Have you ever seen two packages with similar names and been unsure of which one to install? The deps.dev team has been thinking of ways to help you find the right package, so we’re excited to launch the similar package names feature on the deps.dev website! These similarity results are available for three open source ecosystems: npm, PyPI and Cargo.
We are currently calculating the following forms of package name similarity:
- Homoglyphs (eg. rns is similar to ms because ‘rn’ looks like ‘m’)
- Permutation around separators (eg. ui-elements is similar to element-ui)
- npm prefix normalization (eg. core-tracing is similar to @azure/core-tracing)
- Levenshtein edit distance of one (eg. tensorflou is similar to tensorflow)
- Or combinations of the above.
Packages may have coincidently similar names due to the large number of packages within the ecosystem, but there are other reasons two packages may have similar names:
- The packages may be intended to be used for different variations of a language (jest is similar to @types/jest)
- The packages may provide functionality of the same category (rson is similar to bson and json)
- One package may be named in homage to another more popular package (redrx and redux, jost and jest)
- A package may be intentionally named to confuse users, an attack category known as typosquatting (reacy is similar to react)
We have found that combining similar name calculations with a popularity metric (such as dependents or downloads) helps to narrow down the noise. In particular, prioritizing similar name pairs by dependents helped to reduce uninteresting results.

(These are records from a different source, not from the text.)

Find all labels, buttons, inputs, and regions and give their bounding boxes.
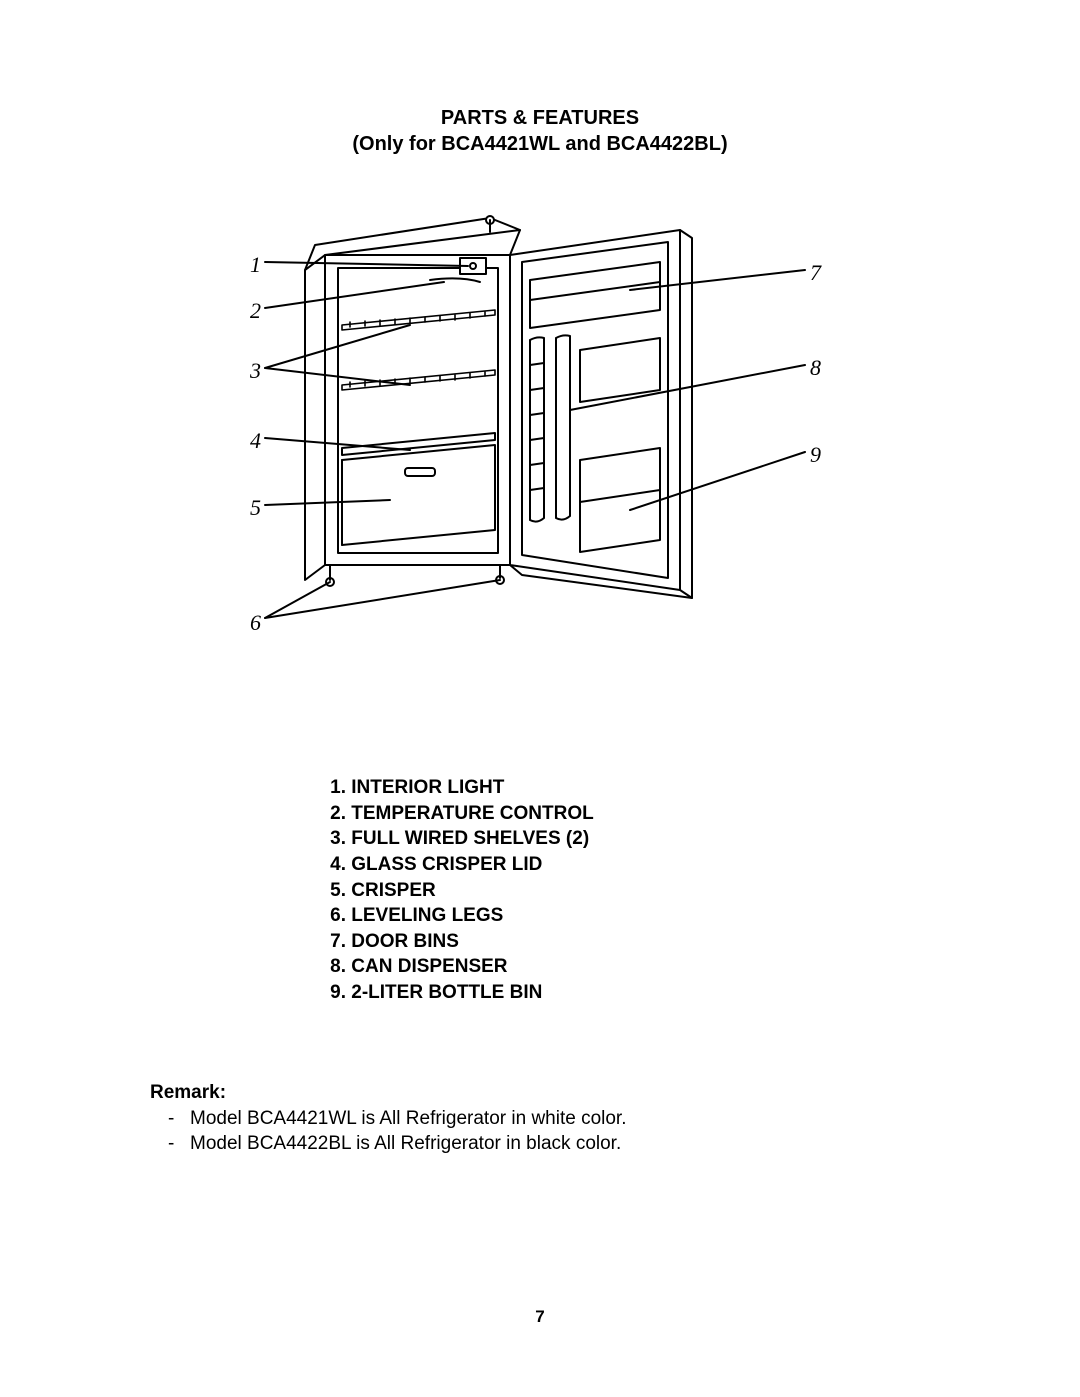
remark-item: Model BCA4422BL is All Refrigerator in b…	[150, 1131, 627, 1157]
callout-4: 4	[250, 428, 261, 454]
manual-page: PARTS & FEATURES (Only for BCA4421WL and…	[0, 0, 1080, 1397]
callout-5: 5	[250, 495, 261, 521]
callout-2: 2	[250, 298, 261, 324]
page-number: 7	[0, 1307, 1080, 1327]
fridge-diagram-svg	[230, 210, 850, 650]
remark-heading: Remark:	[150, 1080, 627, 1106]
callout-6: 6	[250, 610, 261, 636]
part-item: 4. GLASS CRISPER LID	[320, 852, 594, 878]
callout-3: 3	[250, 358, 261, 384]
callout-7: 7	[810, 260, 821, 286]
page-title: PARTS & FEATURES	[0, 105, 1080, 131]
callout-1: 1	[250, 252, 261, 278]
callout-8: 8	[810, 355, 821, 381]
callout-9: 9	[810, 442, 821, 468]
part-item: 3. FULL WIRED SHELVES (2)	[320, 826, 594, 852]
part-item: 5. CRISPER	[320, 878, 594, 904]
part-item: 8. CAN DISPENSER	[320, 954, 594, 980]
remark-item: Model BCA4421WL is All Refrigerator in w…	[150, 1106, 627, 1132]
page-subtitle: (Only for BCA4421WL and BCA4422BL)	[0, 131, 1080, 157]
parts-diagram: 1 2 3 4 5 6 7 8 9	[230, 210, 850, 650]
part-item: 1. INTERIOR LIGHT	[320, 775, 594, 801]
remark-block: Remark: Model BCA4421WL is All Refrigera…	[150, 1080, 627, 1157]
part-item: 9. 2-LITER BOTTLE BIN	[320, 980, 594, 1006]
part-item: 6. LEVELING LEGS	[320, 903, 594, 929]
part-item: 2. TEMPERATURE CONTROL	[320, 801, 594, 827]
parts-list: 1. INTERIOR LIGHT 2. TEMPERATURE CONTROL…	[320, 775, 594, 1006]
title-block: PARTS & FEATURES (Only for BCA4421WL and…	[0, 105, 1080, 157]
part-item: 7. DOOR BINS	[320, 929, 594, 955]
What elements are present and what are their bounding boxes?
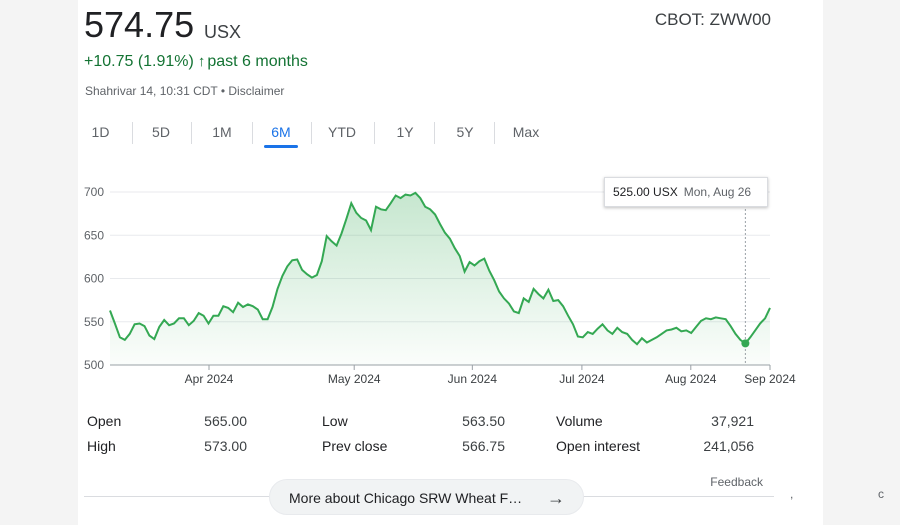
tab-separator [434, 122, 435, 144]
stat-label: Low [322, 413, 348, 429]
y-tick-label: 550 [84, 315, 104, 329]
stat-value: 241,056 [703, 438, 754, 454]
stat-volume: Volume 37,921 [556, 413, 754, 429]
stray-mark: , [790, 487, 794, 501]
stat-value: 37,921 [711, 413, 754, 429]
x-tick-label: Jun 2024 [448, 372, 498, 386]
stat-label: Prev close [322, 438, 388, 454]
arrow-up-icon: ↑ [197, 53, 206, 70]
tab-separator [494, 122, 495, 144]
tab-separator [132, 122, 133, 144]
x-tick-label: Aug 2024 [665, 372, 717, 386]
chart-tooltip: 525.00 USX Mon, Aug 26 [604, 177, 768, 207]
x-tick-label: May 2024 [328, 372, 381, 386]
price-area-fill [110, 192, 770, 365]
x-tick-label: Jul 2024 [559, 372, 605, 386]
stat-value: 563.50 [462, 413, 505, 429]
change-value: +10.75 (1.91%) [84, 53, 194, 70]
hover-point [741, 339, 750, 348]
x-tick-label: Sep 2024 [744, 372, 796, 386]
tooltip-price: 525.00 USX [613, 185, 678, 199]
stray-mark: c [878, 487, 884, 501]
tab-separator [311, 122, 312, 144]
stat-label: Volume [556, 413, 603, 429]
tab-6m[interactable]: 6M [264, 118, 298, 148]
y-tick-label: 500 [84, 358, 104, 372]
tab-separator [191, 122, 192, 144]
y-tick-label: 700 [84, 185, 104, 199]
current-price: 574.75 [84, 4, 195, 45]
tab-1d[interactable]: 1D [91, 124, 110, 140]
stat-value: 573.00 [204, 438, 247, 454]
change-period: past 6 months [207, 53, 308, 70]
more-about-label: More about Chicago SRW Wheat F… [289, 490, 523, 506]
price-line [109, 191, 771, 346]
stat-label: High [87, 438, 116, 454]
y-tick-label: 650 [84, 228, 104, 242]
stat-value: 565.00 [204, 413, 247, 429]
tab-ytd[interactable]: YTD [328, 124, 356, 140]
finance-card: 574.75 USX CBOT: ZWW00 +10.75 (1.91%) ↑ pa… [78, 0, 823, 525]
timestamp[interactable]: Shahrivar 14, 10:31 CDT • Disclaimer [85, 84, 285, 98]
feedback-link[interactable]: Feedback [710, 475, 763, 489]
stat-prev-close: Prev close 566.75 [322, 438, 505, 454]
stat-high: High 573.00 [87, 438, 247, 454]
price-unit: USX [204, 22, 242, 42]
stat-label: Open interest [556, 438, 641, 454]
tab-max[interactable]: Max [512, 124, 540, 140]
ticker-symbol: CBOT: ZWW00 [654, 10, 771, 29]
tab-1m[interactable]: 1M [212, 124, 232, 140]
arrow-right-icon: → [547, 488, 565, 508]
stat-low: Low 563.50 [322, 413, 505, 429]
tab-separator [252, 122, 253, 144]
more-about-button[interactable]: More about Chicago SRW Wheat F… → [269, 479, 584, 515]
tab-separator [374, 122, 375, 144]
stat-open: Open 565.00 [87, 413, 247, 429]
tooltip-date: Mon, Aug 26 [683, 185, 752, 199]
y-tick-label: 600 [84, 272, 104, 286]
stat-value: 566.75 [462, 438, 505, 454]
tab-5y[interactable]: 5Y [456, 124, 474, 140]
x-tick-label: Apr 2024 [185, 372, 234, 386]
price-change: +10.75 (1.91%) ↑ past 6 months [84, 53, 308, 71]
stat-label: Open [87, 413, 122, 429]
tab-5d[interactable]: 5D [152, 124, 170, 140]
price-chart[interactable]: 700 650 600 550 500 Apr 2024 May 2024 Jun 2024… [78, 0, 823, 400]
stat-open-interest: Open interest 241,056 [556, 438, 754, 454]
tab-1y[interactable]: 1Y [396, 124, 414, 140]
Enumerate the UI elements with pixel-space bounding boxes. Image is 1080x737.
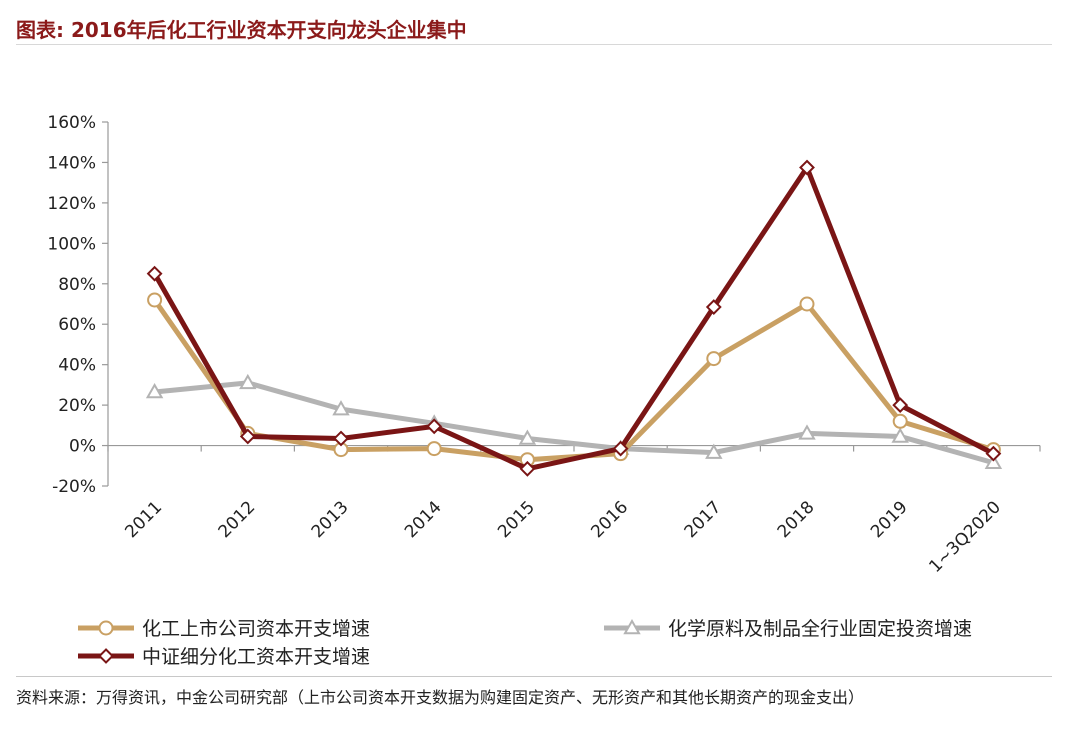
data-point <box>799 159 815 176</box>
data-point <box>891 427 909 443</box>
legend-item-1: 化学原料及制品全行业固定投资增速 <box>604 618 972 640</box>
x-tick-label: 2013 <box>308 497 353 542</box>
legend-item-2: 中证细分化工资本开支增速 <box>78 646 370 668</box>
data-point <box>984 453 1003 469</box>
series-0 <box>147 292 1001 468</box>
data-point <box>98 648 114 664</box>
series-2 <box>146 159 1002 477</box>
data-point <box>798 424 816 440</box>
x-tick-label: 2016 <box>587 497 632 542</box>
data-point <box>519 460 536 477</box>
source-divider <box>16 676 1052 677</box>
chart-title: 图表: 2016年后化工行业资本开支向龙头企业集中 <box>16 18 467 42</box>
legend-label: 化工上市公司资本开支增速 <box>142 618 370 640</box>
y-tick-label: -20% <box>52 477 96 497</box>
data-point <box>623 618 641 635</box>
x-tick-label: 2017 <box>681 497 726 542</box>
data-point <box>892 397 909 414</box>
data-point <box>892 413 908 429</box>
data-point <box>147 292 163 308</box>
data-point <box>146 265 163 282</box>
series-line <box>152 380 996 466</box>
x-tick-label: 1~3Q2020 <box>925 497 1005 577</box>
legend-label: 中证细分化工资本开支增速 <box>142 646 370 668</box>
y-tick-label: 140% <box>47 153 96 173</box>
y-tick-label: 100% <box>47 234 96 254</box>
series-layer <box>145 159 1003 477</box>
x-tick-label: 2011 <box>121 497 166 542</box>
data-point <box>239 428 256 445</box>
source-note: 资料来源：万得资讯，中金公司研究部（上市公司资本开支数据为购建固定资产、无形资产… <box>16 688 865 707</box>
legend-item-0: 化工上市公司资本开支增速 <box>78 618 370 640</box>
y-tick-label: 60% <box>58 315 96 335</box>
x-tick-label: 2019 <box>867 497 912 542</box>
data-point <box>706 351 722 367</box>
data-point <box>985 445 1002 462</box>
data-point <box>332 400 350 416</box>
x-tick-label: 2015 <box>494 497 539 542</box>
y-tick-label: 40% <box>58 356 96 376</box>
data-point <box>333 430 349 447</box>
y-tick-label: 120% <box>47 194 96 214</box>
line-chart: 160% 140% 120% 100% 80% 60% 40% 20% 0% -20% 2011 20… <box>47 113 1041 668</box>
data-point <box>145 382 164 399</box>
data-point <box>426 418 443 435</box>
data-point <box>239 373 257 390</box>
y-tick-label: 80% <box>58 275 96 295</box>
x-tick-label: 2014 <box>401 497 446 542</box>
legend-label: 化学原料及制品全行业固定投资增速 <box>668 618 972 640</box>
series-line <box>152 165 996 472</box>
y-tick-label: 0% <box>69 437 96 457</box>
data-point <box>98 620 114 636</box>
x-tick-label: 2012 <box>215 497 260 542</box>
data-point <box>426 441 442 457</box>
x-tick-label: 2018 <box>774 497 819 542</box>
data-point <box>705 443 723 459</box>
title-divider <box>16 44 1052 45</box>
data-point <box>518 429 537 445</box>
data-point <box>705 299 722 315</box>
y-tick-label: 20% <box>58 396 96 416</box>
data-point <box>799 296 815 312</box>
y-tick-label: 160% <box>47 113 96 133</box>
data-point <box>612 440 629 457</box>
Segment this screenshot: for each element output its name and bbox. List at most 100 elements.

When we calculated similarity for all possible package pairs, we observed a lot of noise; a lot of packages were similar to each other for no reason other than that there are so many packages in each ecosystem, and so few short or memorable names. For this reason, we calculate similarity only to the most popular packages within each ecosystem, which led to more meaningful results. And to make the results even more useful, we’ve ordered the similar names list by dependents, listing the total dependent count across all versions of each package.
We plan to keep iterating on our similar names calculations and to bring this information into our API and BigQuery datasets in the future. We hope this feature will help you to find the right packages that you are looking for!